Yousef Abu Hamad ist der Dorfoberste und nicht nur der Vater der Fußball-Erfolge, er ist auch der Großvater des Fußballwunders. Die Fußballmannschaft von Taraji ist, wenn man so will, vor allem sein Werk. 13 Mitglieder der großen Abu Hamad-Familie kicken beim Meister, sechs Söhne und sieben Enkel von Yousef Abu Hamad.

Der familiäre Zusammenhalt ist ein Erfolgsgeheimnis, glaubt Abdil Fatar Arar, der Profitrainer von Taraji Wadi Al-Nes. "Sie spielen auch für die Familie, jeder kann sich auf jeden verlassen."

Unruhezone

Vor jedem Spiel holen sich die Kicker vom Dorfobersten den Segen und eine Umarmung, der Imam von Wadi Al-Nes, der die Mannschaft auch zum titelentscheidenden Match ins ferne Ramallah begleitete, tut alles, was in seiner Macht steht. "Ich habe gebetet, dass das Team gewinnt", sagte der Imam.

Dass in der Westbank Premier League überhaupt ein Fußballmeister gekürt werden kann, ist keine Selbstverständlichkeit. Seit dem offiziellen Anpfiff der palästinensischen Liga im Jahr 1977 rückte der Fußball aufgrund der brisanten politischen Lage häufig ins Abseits.

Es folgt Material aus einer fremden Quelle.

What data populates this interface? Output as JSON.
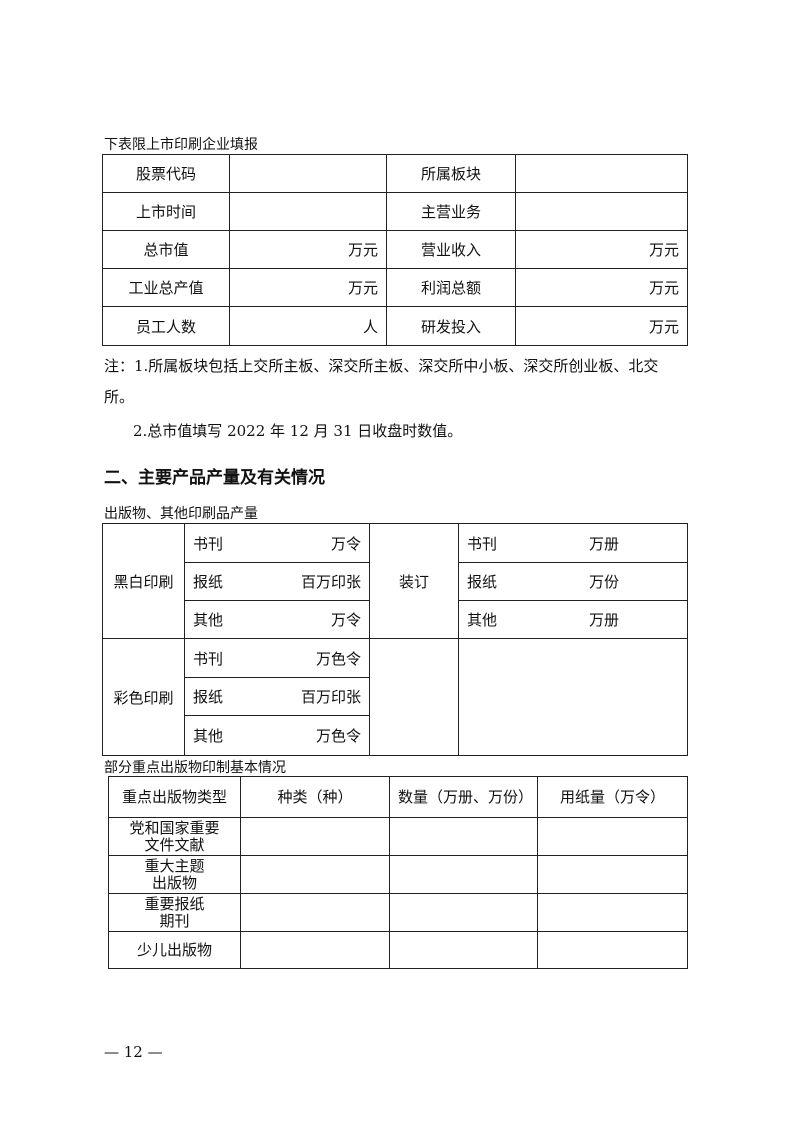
{
  "listed": {
    "caption": "下表限上市印刷企业填报",
    "rows": [
      [
        "股票代码",
        "",
        "所属板块",
        ""
      ],
      [
        "上市时间",
        "",
        "主营业务",
        ""
      ],
      [
        "总市值",
        "万元",
        "营业收入",
        "万元"
      ],
      [
        "工业总产值",
        "万元",
        "利润总额",
        "万元"
      ],
      [
        "员工人数",
        "人",
        "研发投入",
        "万元"
      ]
    ]
  },
  "notes": {
    "n1a": "注：1.所属板块包括上交所主板、深交所主板、深交所中小板、深交所创业板、北交",
    "n1b": "所。",
    "n2": "2.总市值填写 2022 年 12 月 31 日收盘时数值。"
  },
  "section2": {
    "title": "二、主要产品产量及有关情况"
  },
  "output": {
    "caption": "出版物、其他印刷品产量",
    "bw": {
      "label": "黑白印刷",
      "items": [
        [
          "书刊",
          "万令"
        ],
        [
          "报纸",
          "百万印张"
        ],
        [
          "其他",
          "万令"
        ]
      ]
    },
    "color": {
      "label": "彩色印刷",
      "items": [
        [
          "书刊",
          "万色令"
        ],
        [
          "报纸",
          "百万印张"
        ],
        [
          "其他",
          "万色令"
        ]
      ]
    },
    "binding": {
      "label": "装订",
      "items": [
        [
          "书刊",
          "万册"
        ],
        [
          "报纸",
          "万份"
        ],
        [
          "其他",
          "万册"
        ]
      ]
    }
  },
  "key": {
    "caption": "部分重点出版物印制基本情况",
    "headers": [
      "重点出版物类型",
      "种类（种）",
      "数量（万册、万份）",
      "用纸量（万令）"
    ],
    "rows": [
      [
        "党和国家重要",
        "文件文献"
      ],
      [
        "重大主题",
        "出版物"
      ],
      [
        "重要报纸",
        "期刊"
      ],
      [
        "少儿出版物",
        ""
      ]
    ]
  },
  "footer": {
    "page": "— 12 —"
  }
}
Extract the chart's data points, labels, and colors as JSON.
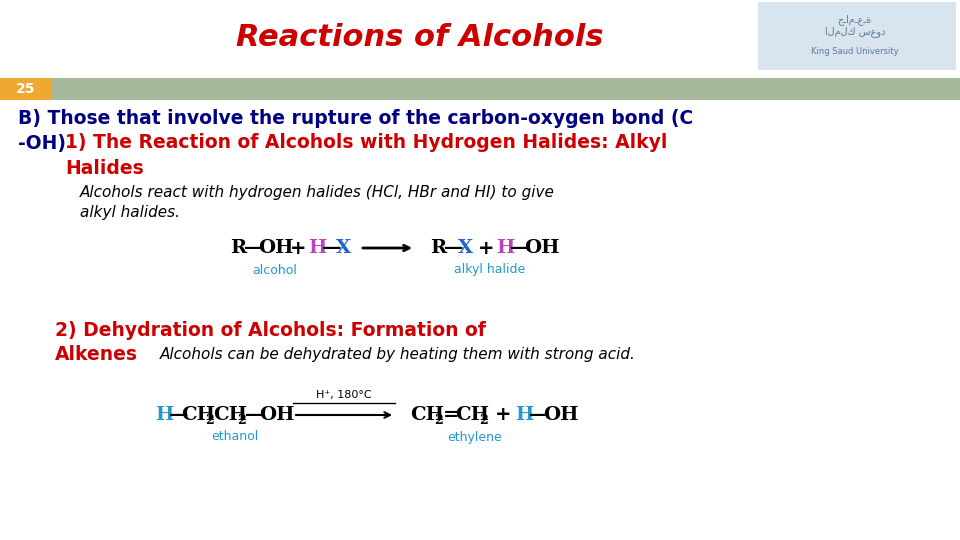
{
  "title": "Reactions of Alcohols",
  "title_color": "#cc0000",
  "title_fontsize": 22,
  "slide_number": "25",
  "slide_num_bg": "#f0a830",
  "header_bar_color": "#a8b89a",
  "bg_color": "#ffffff",
  "section_b_line1": "B) Those that involve the rupture of the carbon-oxygen bond (C",
  "section_b_line2": "-OH)",
  "section_b_color": "#000080",
  "section_1_title_line1": "1) The Reaction of Alcohols with Hydrogen Halides: Alkyl",
  "section_1_title_line2": "Halides",
  "section_1_color": "#cc0000",
  "section_1_desc_line1": "Alcohols react with hydrogen halides (HCl, HBr and HI) to give",
  "section_1_desc_line2": "alkyl halides.",
  "desc_color": "#000000",
  "rxn1_label_alcohol": "alcohol",
  "rxn1_label_alkylhalide": "alkyl halide",
  "rxn_label_color": "#2299cc",
  "section_2_title_line1": "2) Dehydration of Alcohols: Formation of",
  "section_2_title_line2": "Alkenes",
  "section_2_color": "#cc0000",
  "section_2_desc": "Alcohols can be dehydrated by heating them with strong acid.",
  "rxn2_label_ethanol": "ethanol",
  "rxn2_label_ethylene": "ethylene",
  "logo_bg": "#d8e4ee"
}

In den ersten 30 Jahren des Bestehens konnten lediglich sieben komplette Meisterschaften durchgeführt werden, zumindest seit 2008 wird nun ohne Pause gekickt.

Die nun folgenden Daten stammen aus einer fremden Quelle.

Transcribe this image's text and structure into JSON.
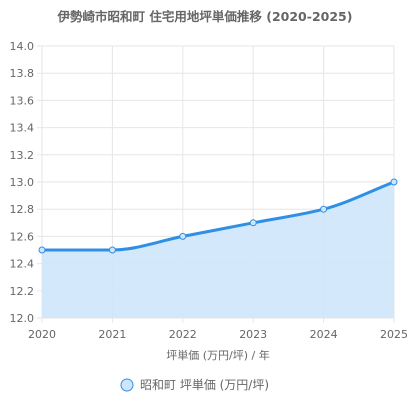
{
  "chart_data": {
    "type": "area",
    "title": "伊勢崎市昭和町 住宅用地坪単価推移 (2020-2025)",
    "xlabel": "坪単価 (万円/坪) / 年",
    "ylabel": "",
    "x": [
      "2020",
      "2021",
      "2022",
      "2023",
      "2024",
      "2025"
    ],
    "series": [
      {
        "name": "昭和町 坪単価 (万円/坪)",
        "values": [
          12.5,
          12.5,
          12.6,
          12.7,
          12.8,
          13.0
        ]
      }
    ],
    "ylim": [
      12.0,
      14.0
    ],
    "yticks": [
      "14.0",
      "13.8",
      "13.6",
      "13.4",
      "13.2",
      "13.0",
      "12.8",
      "12.6",
      "12.4",
      "12.2",
      "12.0"
    ],
    "grid": true,
    "legend_position": "bottom",
    "colors": {
      "line": "#2f8fe5",
      "fill": "#cfe5fb",
      "grid": "#e6e6e6",
      "text": "#666666"
    }
  }
}
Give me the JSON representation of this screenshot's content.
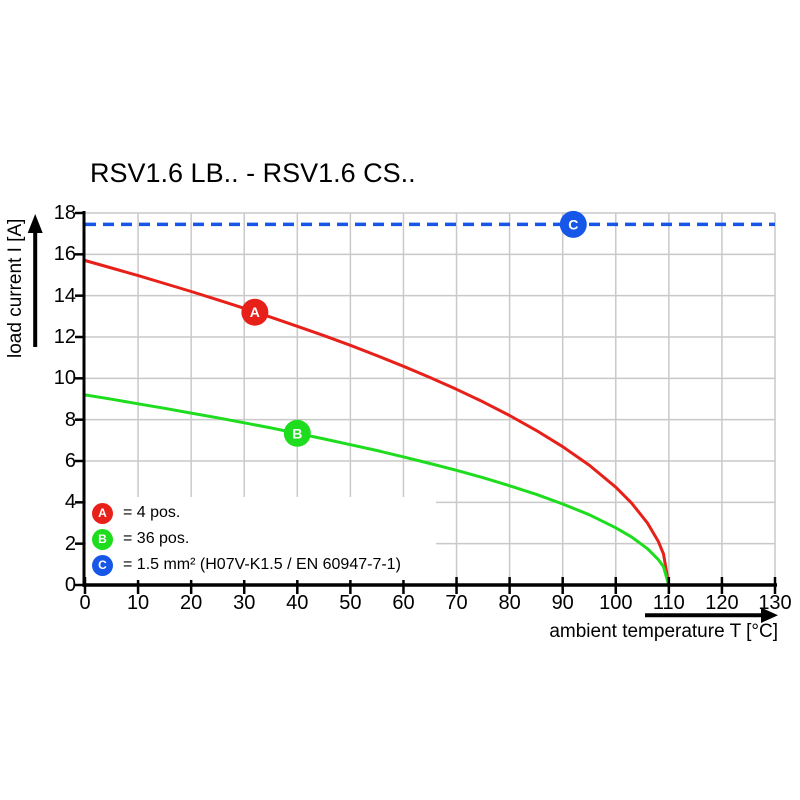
{
  "title": "RSV1.6 LB.. - RSV1.6 CS..",
  "x_axis": {
    "label": "ambient temperature T [°C]",
    "min": 0,
    "max": 130,
    "ticks": [
      0,
      10,
      20,
      30,
      40,
      50,
      60,
      70,
      80,
      90,
      100,
      110,
      120,
      130
    ]
  },
  "y_axis": {
    "label": "load current I [A]",
    "min": 0,
    "max": 18,
    "ticks": [
      0,
      2,
      4,
      6,
      8,
      10,
      12,
      14,
      16,
      18
    ]
  },
  "colors": {
    "red": "#e8201a",
    "green": "#1edc1e",
    "blue": "#1757e8",
    "grid": "#c9c9c9",
    "axis": "#000000"
  },
  "chart_data": {
    "type": "line",
    "title": "RSV1.6 LB.. - RSV1.6 CS..",
    "xlabel": "ambient temperature T [°C]",
    "ylabel": "load current I [A]",
    "xlim": [
      0,
      130
    ],
    "ylim": [
      0,
      18
    ],
    "grid": true,
    "legend_position": "lower-left",
    "series": [
      {
        "name": "A",
        "label": "= 4 pos.",
        "color_key": "red",
        "style": "solid",
        "x": [
          0,
          5,
          10,
          15,
          20,
          25,
          30,
          35,
          40,
          45,
          50,
          55,
          60,
          65,
          70,
          75,
          80,
          85,
          90,
          95,
          100,
          103,
          106,
          108,
          109,
          110
        ],
        "y": [
          15.7,
          15.34,
          14.97,
          14.59,
          14.2,
          13.8,
          13.39,
          12.96,
          12.52,
          12.07,
          11.6,
          11.1,
          10.58,
          10.04,
          9.47,
          8.86,
          8.2,
          7.48,
          6.69,
          5.8,
          4.73,
          3.96,
          2.99,
          2.12,
          1.5,
          0
        ]
      },
      {
        "name": "B",
        "label": "= 36 pos.",
        "color_key": "green",
        "style": "solid",
        "x": [
          0,
          5,
          10,
          15,
          20,
          25,
          30,
          35,
          40,
          45,
          50,
          55,
          60,
          65,
          70,
          75,
          80,
          85,
          90,
          95,
          100,
          103,
          106,
          108,
          109,
          110
        ],
        "y": [
          9.2,
          8.99,
          8.77,
          8.55,
          8.32,
          8.09,
          7.85,
          7.6,
          7.34,
          7.07,
          6.79,
          6.51,
          6.2,
          5.88,
          5.55,
          5.19,
          4.8,
          4.39,
          3.92,
          3.4,
          2.77,
          2.32,
          1.75,
          1.24,
          0.88,
          0
        ]
      },
      {
        "name": "C",
        "label": "= 1.5 mm² (H07V-K1.5 / EN 60947-7-1)",
        "color_key": "blue",
        "style": "dashed",
        "x": [
          0,
          130
        ],
        "y": [
          17.45,
          17.45
        ]
      }
    ],
    "markers": [
      {
        "letter": "A",
        "x": 32,
        "y": 13.2,
        "color_key": "red"
      },
      {
        "letter": "B",
        "x": 40,
        "y": 7.34,
        "color_key": "green"
      },
      {
        "letter": "C",
        "x": 92,
        "y": 17.45,
        "color_key": "blue"
      }
    ],
    "legend": [
      {
        "letter": "A",
        "text": "= 4 pos.",
        "color_key": "red"
      },
      {
        "letter": "B",
        "text": "= 36 pos.",
        "color_key": "green"
      },
      {
        "letter": "C",
        "text": "= 1.5 mm² (H07V-K1.5 / EN 60947-7-1)",
        "color_key": "blue"
      }
    ]
  }
}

Auf die Spieler von Taraji Wadi Al-Nes wartet nun die große, weite Fußballwelt. Als Meister dürfen sie die Farben von Palästina international vertreten. Die Familie Abu Hamad wird dann in der asiatischen Champions League am Ball sein. Und auch Gerhard Rudolf ist möglicherweise wieder mittendrin.